Havana Buildings Cry for Help
Photo Feature by Elio Delgado
HAVANA TIMES, July 10 — Virtually everyone agrees that building maintenance has been lacking during the first 50 years of the Cuban revolution. Some would say the reason is a lack of resources due to the US blockade and other priorities while others would argue the reason has more to do with poor planning and distribution of available material and human resources.
During the last two decades a major effort is underway by the Havana Historian’s Office to restore the architectural patrimony of the Old Town. The effort is monumental and will some day include other older parts of the city, like Centro Habana, that are crumbling with time.
Click on the tumbnails below to view all the photos in this gallery
Gee. Havana is looking more like Detroit these days.
It’s not either-or: imperialist intrigue — and the squalid stalinist response to it — is behind most everything wrong in Cuba, including all the old buildings falling to ruin. And I agree with Cort Greene that thru golf courses and luxury hotels lies the road to eventual counter-revolution — and AFAIC the bureaucrats supporting this capitalist sector development are a menace to the socialist revolution… Forces outside the country clearly mean to subvert them with a long-term plan for capitalist restoration thru this vector. These projects must be shelved — or modified to increase democratic control over them.
AFAIC the immediate solution to this problem — if it lies primarily in the lack of materials — is in their import from the likes of fellow ALBA socialist(sic) countries, on whatever reasonable long-term credit/barter terms.
Cort: That’s a rather specious comment. The golf course concept is very recent, and if it is eventually enacted, it’s years away (I’m personally not a fan of the idea on environmental grounds, especially in a country where water is such a valuable resource). As for the four-star hotels: despite the significant problems created by the growth of the tourism industry (negative socio-cultural impacts; economic imbalances; labour distortions), there is no question that this sector was a vital component of Cuba’s strategy to survive the Special Period (in fact, other countries would do well to emulate Cuba’s foreign-investment scheme in the tourism sector, as one that ensures that Cuba benefits in the long run from infrastructure and profits).
For those who want to understand, rather than simply complain about, the Cuban housing problem, I highly recommend Henry Louis Taylor’s “Inside El Barrio”. A brilliant book by a geographer who did some top-notch research in Havana in recent years.
Maybe if the bureaucracy were not so interested in golf courses and 4 star hotels for the rich maybe they could restore the older sections and build new housing for the workers.
Cort
We frequently grant others the right to use photos from HT on request and with the corresponding credits.
Wonderful pictures. Are they avaialable for public use?t
To speak to the issue-Venezuela I hear has a state-driven program to renovate the barrios. I don’t know how effective this is, or whether or not Chavez’s experiment will survive the next few elections, but it offers an interesting if controversial model.

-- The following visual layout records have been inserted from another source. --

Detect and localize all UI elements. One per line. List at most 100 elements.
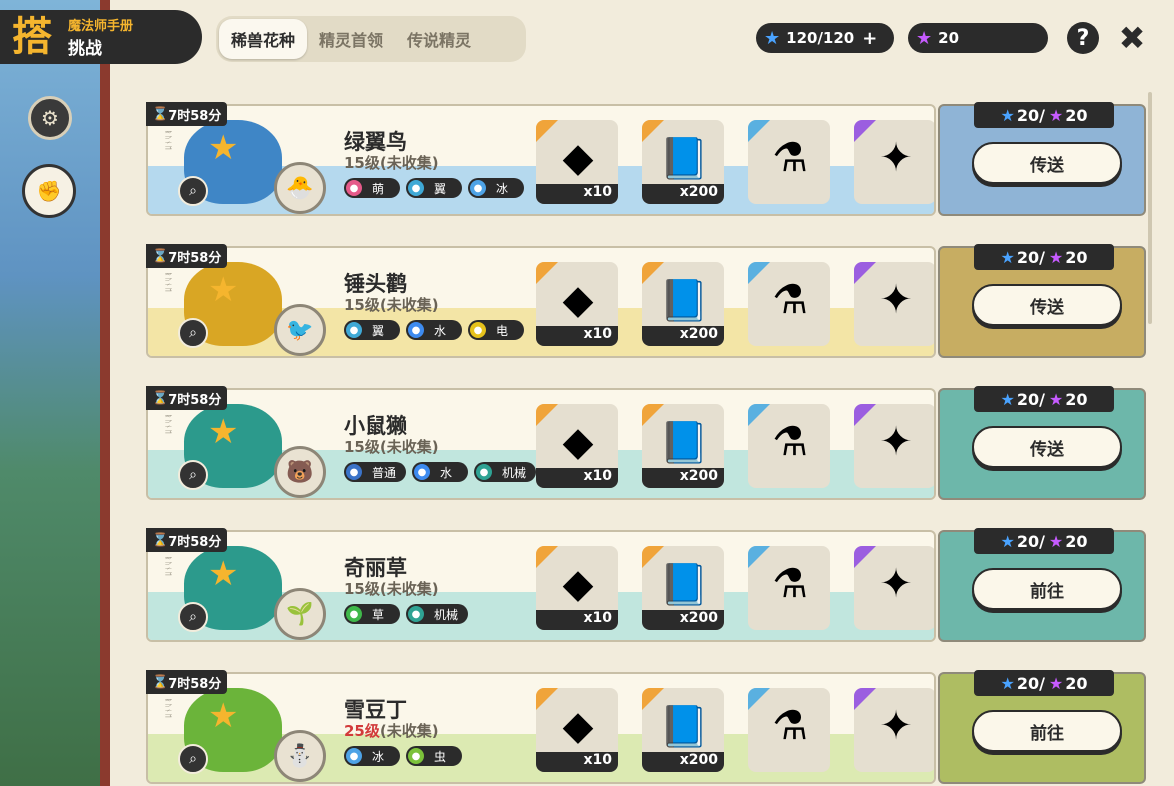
type-icon: ●	[346, 748, 362, 764]
type-tag: ● 草	[344, 604, 400, 624]
action-button[interactable]: 前往	[972, 710, 1122, 752]
reward-slot[interactable]: ⚗	[748, 546, 830, 630]
timer-text: 7时58分	[168, 676, 222, 692]
action-button[interactable]: 前往	[972, 568, 1122, 610]
rune-decoration: ᚱᚢᚾᛖ	[164, 130, 172, 151]
action-panel: ★ 20/ ★ 20 前往	[938, 670, 1146, 784]
row-card: ᚱᚢᚾᛖ ★ ⛄ ⌕ 雪豆丁 25级(未收集) ● 冰 ● 虫 ◆ x10 📘 …	[146, 672, 936, 784]
spirit-level: 15级(未收集)	[344, 436, 439, 457]
otter-pet-avatar: 🐻	[274, 446, 326, 498]
type-tag: ● 虫	[406, 746, 462, 766]
reward-slot[interactable]: ⚗	[748, 688, 830, 772]
type-label: 冰	[496, 181, 509, 196]
type-icon: ●	[470, 322, 486, 338]
handbook-logo: 搭 魔法师手册 挑战	[0, 10, 202, 64]
crystal-icon: ◆	[562, 135, 594, 181]
reward-slot[interactable]: ◆ x10	[536, 262, 618, 346]
rune-decoration: ᚱᚢᚾᛖ	[164, 414, 172, 435]
challenge-row: ᚱᚢᚾᛖ ★ ⛄ ⌕ 雪豆丁 25级(未收集) ● 冰 ● 虫 ◆ x10 📘 …	[146, 670, 1146, 784]
challenge-row: ᚱᚢᚾᛖ ★ 🐻 ⌕ 小鼠獭 15级(未收集) ● 普通 ● 水 ● 机械 ◆ …	[146, 386, 1146, 500]
cost-purple-value: 20	[1065, 389, 1088, 409]
magnify-icon[interactable]: ⌕	[178, 602, 208, 632]
type-tag: ● 翼	[406, 178, 462, 198]
reward-slot[interactable]: ✦	[854, 120, 934, 204]
reward-slot[interactable]: ⚗	[748, 404, 830, 488]
hourglass-icon: ⌛	[152, 390, 169, 406]
action-button[interactable]: 传送	[972, 284, 1122, 326]
reward-slot[interactable]: ✦	[854, 404, 934, 488]
type-tag: ● 水	[406, 320, 462, 340]
challenge-row: ᚱᚢᚾᛖ ★ 🐦 ⌕ 锤头鹳 15级(未收集) ● 翼 ● 水 ● 电 ◆ x1…	[146, 244, 1146, 358]
add-energy-button[interactable]: +	[862, 28, 877, 49]
magnify-icon[interactable]: ⌕	[178, 744, 208, 774]
tab-rare-beast-seeds[interactable]: 稀兽花种	[219, 19, 308, 59]
reward-slot[interactable]: ◆ x10	[536, 688, 618, 772]
reward-slot[interactable]: 📘 x200	[642, 404, 724, 488]
type-tag: ● 机械	[474, 462, 537, 482]
snow-pet-avatar: ⛄	[274, 730, 326, 782]
reward-slot[interactable]: 📘 x200	[642, 262, 724, 346]
book-icon: 📘	[659, 277, 709, 324]
reward-slot[interactable]: ◆ x10	[536, 546, 618, 630]
purple-star-icon: ★	[1048, 105, 1064, 125]
cost-badge: ★ 20/ ★ 20	[974, 102, 1114, 128]
magnify-icon[interactable]: ⌕	[178, 176, 208, 206]
type-tags: ● 普通 ● 水 ● 机械	[344, 462, 537, 482]
logo-subtitle: 魔法师手册	[68, 19, 134, 34]
timer-badge: ⌛ 7时58分	[146, 528, 228, 552]
level-value: 15级	[344, 296, 380, 314]
type-icon: ●	[346, 606, 362, 622]
reward-slot[interactable]: ✦	[854, 546, 934, 630]
energy-value: 120/120	[786, 29, 855, 47]
reward-quantity: x200	[642, 184, 724, 204]
blue-star-icon: ★	[1000, 105, 1015, 125]
hourglass-icon: ⌛	[152, 248, 169, 264]
cost-purple-value: 20	[1065, 673, 1088, 693]
challenge-fist-icon[interactable]: ✊	[22, 164, 76, 218]
reward-slot[interactable]: 📘 x200	[642, 688, 724, 772]
cost-blue-value: 20/	[1016, 247, 1045, 267]
reward-quantity: x10	[536, 468, 618, 488]
level-value: 25级	[344, 722, 380, 740]
settings-gear-icon[interactable]: ⚙	[28, 96, 72, 140]
timer-text: 7时58分	[168, 392, 222, 408]
tab-spirit-boss[interactable]: 精灵首领	[307, 19, 395, 59]
cost-purple-value: 20	[1065, 247, 1088, 267]
reward-slot[interactable]: ✦	[854, 262, 934, 346]
type-label: 草	[372, 607, 385, 622]
hourglass-icon: ⌛	[152, 532, 169, 548]
purple-star-icon: ★	[1048, 673, 1064, 693]
reward-slot[interactable]: ⚗	[748, 262, 830, 346]
action-button[interactable]: 传送	[972, 426, 1122, 468]
bird-pet-avatar: 🐦	[274, 304, 326, 356]
reward-slot[interactable]: ✦	[854, 688, 934, 772]
rune-decoration: ᚱᚢᚾᛖ	[164, 698, 172, 719]
reward-slot[interactable]: 📘 x200	[642, 546, 724, 630]
help-button[interactable]: ?	[1067, 22, 1099, 54]
tab-legendary-spirit[interactable]: 传说精灵	[395, 19, 483, 59]
purple-star-icon: ★	[1048, 247, 1064, 267]
reward-quantity: x200	[642, 326, 724, 346]
reward-slot[interactable]: ◆ x10	[536, 120, 618, 204]
cost-badge: ★ 20/ ★ 20	[974, 528, 1114, 554]
reward-slot[interactable]: 📘 x200	[642, 120, 724, 204]
cost-badge: ★ 20/ ★ 20	[974, 244, 1114, 270]
cost-blue-value: 20/	[1016, 531, 1045, 551]
close-button[interactable]: ✖	[1116, 19, 1148, 57]
type-icon: ●	[470, 180, 486, 196]
reward-slot[interactable]: ◆ x10	[536, 404, 618, 488]
action-button[interactable]: 传送	[972, 142, 1122, 184]
scrollbar[interactable]	[1148, 92, 1152, 324]
reward-slot[interactable]: ⚗	[748, 120, 830, 204]
magnify-icon[interactable]: ⌕	[178, 318, 208, 348]
purple-orb-icon: ✦	[879, 135, 913, 181]
blue-star-icon: ★	[1000, 673, 1015, 693]
magnify-icon[interactable]: ⌕	[178, 460, 208, 490]
collect-status: (未收集)	[379, 154, 439, 172]
type-tag: ● 电	[468, 320, 524, 340]
type-tags: ● 翼 ● 水 ● 电	[344, 320, 524, 340]
category-tabs: 稀兽花种 精灵首领 传说精灵	[216, 16, 526, 62]
purple-star-icon: ★	[916, 27, 933, 49]
type-label: 虫	[434, 749, 447, 764]
blue-star-icon: ★	[764, 27, 781, 49]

This article makes me think of something about the difference between Capitalism and Stalinism (as a subtype of State Socialism in general); with Capitalism, the proletariat is alienated from property by the fact that the owners of capital and the lenders to said capital hold deeds, legal obligations, ect, while most people are left without property. With Stalinism, everyone is alienated from property by the fact that the Party is the de facto owner of everything, while all political parties in themselves are a collection of paranoid, self-serving bureaucrats who over time become alienated even from the ideologies underpinning their party.
If Cuba wants to survive the next phase of the Cold War, it needs to take a harder look at why the USSR fell (and not because Gorby was a pussy, Gorbachov was merely dealing with a host of other problems created by his authoritarian predecessors), and also the strengths and weaknesses of the Chinese method.
Most importantly, the means of production needs to be democratized, and the Communist Party does too. This may not mean multiparty democracy, but it needs to be something more transparent and cooperative than what exists today. Lets not see the statues of Che receive the same treatment as those of Lenin in Lithuania. Marx never wrote his ideas as a pretext for long-term dictatorship, to the contrary he thought that Socialism offered a path to absolute democracy and egalitarianism, both politically and economically.
Does America add to the problem? Yes. Is that an excuse not to increase democracy in the workplace and collective interest in the management (and productivity) of enterprises?